In a most unfortunate recent happening reported in the local Oregon newspapers (see below), his life ended prematurely along with his third wife of five years when they were both discovered as reported in the newspapers as victims of a possible murder/suicide (or possibly an accidental shooting followed by suicide). The exact circumstances will never be known. A tragedy for certain, which will forever taint the memory of a family and a life well and fully lived, full of great achievements ameliorated by having to overcome some midlife failings made more difficult by being in the social limelight as scion of a well-known San Francisco family with its own history of dysfunction and public failings clouding its many superb achievements.


Remembrance of Rusty Hale

by Randy Labbe ’64

Besides my Saybrook roommates, Rusty was my closest connection to our Class.

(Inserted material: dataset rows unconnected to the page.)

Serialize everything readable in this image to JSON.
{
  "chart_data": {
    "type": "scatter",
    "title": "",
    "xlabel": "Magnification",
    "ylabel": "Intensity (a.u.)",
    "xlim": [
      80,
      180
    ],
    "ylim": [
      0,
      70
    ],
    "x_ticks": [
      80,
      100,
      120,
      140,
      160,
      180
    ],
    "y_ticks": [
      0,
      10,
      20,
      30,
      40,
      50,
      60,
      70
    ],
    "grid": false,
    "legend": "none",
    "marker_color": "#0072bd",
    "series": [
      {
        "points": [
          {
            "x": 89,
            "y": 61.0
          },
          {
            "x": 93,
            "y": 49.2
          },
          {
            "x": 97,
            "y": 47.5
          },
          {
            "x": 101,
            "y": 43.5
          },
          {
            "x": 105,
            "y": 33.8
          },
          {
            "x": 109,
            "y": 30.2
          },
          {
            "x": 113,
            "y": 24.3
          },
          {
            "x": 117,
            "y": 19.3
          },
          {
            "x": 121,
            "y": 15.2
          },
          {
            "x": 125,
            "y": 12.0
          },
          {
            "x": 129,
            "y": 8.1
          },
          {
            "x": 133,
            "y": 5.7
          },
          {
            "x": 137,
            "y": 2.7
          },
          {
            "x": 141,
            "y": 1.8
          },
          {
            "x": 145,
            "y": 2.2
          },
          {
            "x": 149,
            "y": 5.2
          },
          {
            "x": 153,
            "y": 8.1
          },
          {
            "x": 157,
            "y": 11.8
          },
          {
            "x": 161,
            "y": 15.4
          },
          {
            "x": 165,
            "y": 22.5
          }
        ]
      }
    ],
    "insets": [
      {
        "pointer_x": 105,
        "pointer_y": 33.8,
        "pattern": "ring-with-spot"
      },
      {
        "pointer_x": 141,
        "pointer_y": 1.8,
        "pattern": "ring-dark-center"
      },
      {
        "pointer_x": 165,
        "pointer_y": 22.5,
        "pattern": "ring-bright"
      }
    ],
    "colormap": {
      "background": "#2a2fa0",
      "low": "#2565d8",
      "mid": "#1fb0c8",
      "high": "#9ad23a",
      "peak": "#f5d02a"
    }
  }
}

The tragic circumstances surrounding the end of his life have been devastating and inexplicable. We enjoyed regular phone calls and intermittent luncheon get-togethers in Portland. He would regularly voice enthusiasm for his latest venture-capital investment and always display his signature sense of humor and zest for life. Rusty was renowned for his mischievous nature, his eye for pretty girls, and his love of music. For many years his definition of heaven was to be at the Bohemian Grove with his guitar and too many musical venues to visit on any given night. He will also be fondly remembered as the legendary cat-burglar of the Class of ’64. I miss you ‘bro.


Two people found dead of gunshot wounds at home in rural Yamhill County

Investigators found evidence that the shooting happened during a domestic violence dispute between the two.

KGW.com, Portland, Oregon

June 8, 2022

SHERIDAN, Ore — Investigators say two people were discovered dead at a remote property in rural Yamhill County last week, both of them having suffered gunshot wounds.

Around 7:30 p.m. on May 30, deputies from the Yamhill County Sheriff's Office responded to a call at a home in the 11000 block of Southwest Dupee Valley Road — a large, remote property roughly between McMinnville and the town of Sheridan.

The 911 caller reported that they'd gone to the property to check on some animals there and found two people who appeared to be dead. Deputies soon confirmed that there were two dead adults inside the home and found evidence that the scene was "suspicious in nature."

Detectives from the sheriff's office Special Investigations Unit responded to investigate further, collecting and processing evidence. Some of that evidence is still waiting on analysis at the Oregon State Police Forensic Laboratory, the sheriff's office said.

The two people were identified as Prentis "Rusty" Hale III, 80, and Karen Hansen-Pieri, 60. Both had died from gunshot wounds, and the sheriff's office said that the initial investigation concluded that the shooting happened during an episode of domestic violence.

The particulars of how the shooting happened are still under investigation, the sheriff's office said.

"There is no threat to the community and due to the necessary time needed to complete preliminary investigative work and notify next of kin who do not reside in Oregon, no previous release of information regarding this incident was made," the agency continued.

Both Hale and Hansen-Pieri had lived at the Dupee Valley property for the past five years, the sheriff's office said, though Hale had been there for a total of about 25 years.

Deputies responded to a call at the home involving Hale and Hansen-Pieri once before, in 2020, but the sheriff's office said that it was "non-criminal in nature."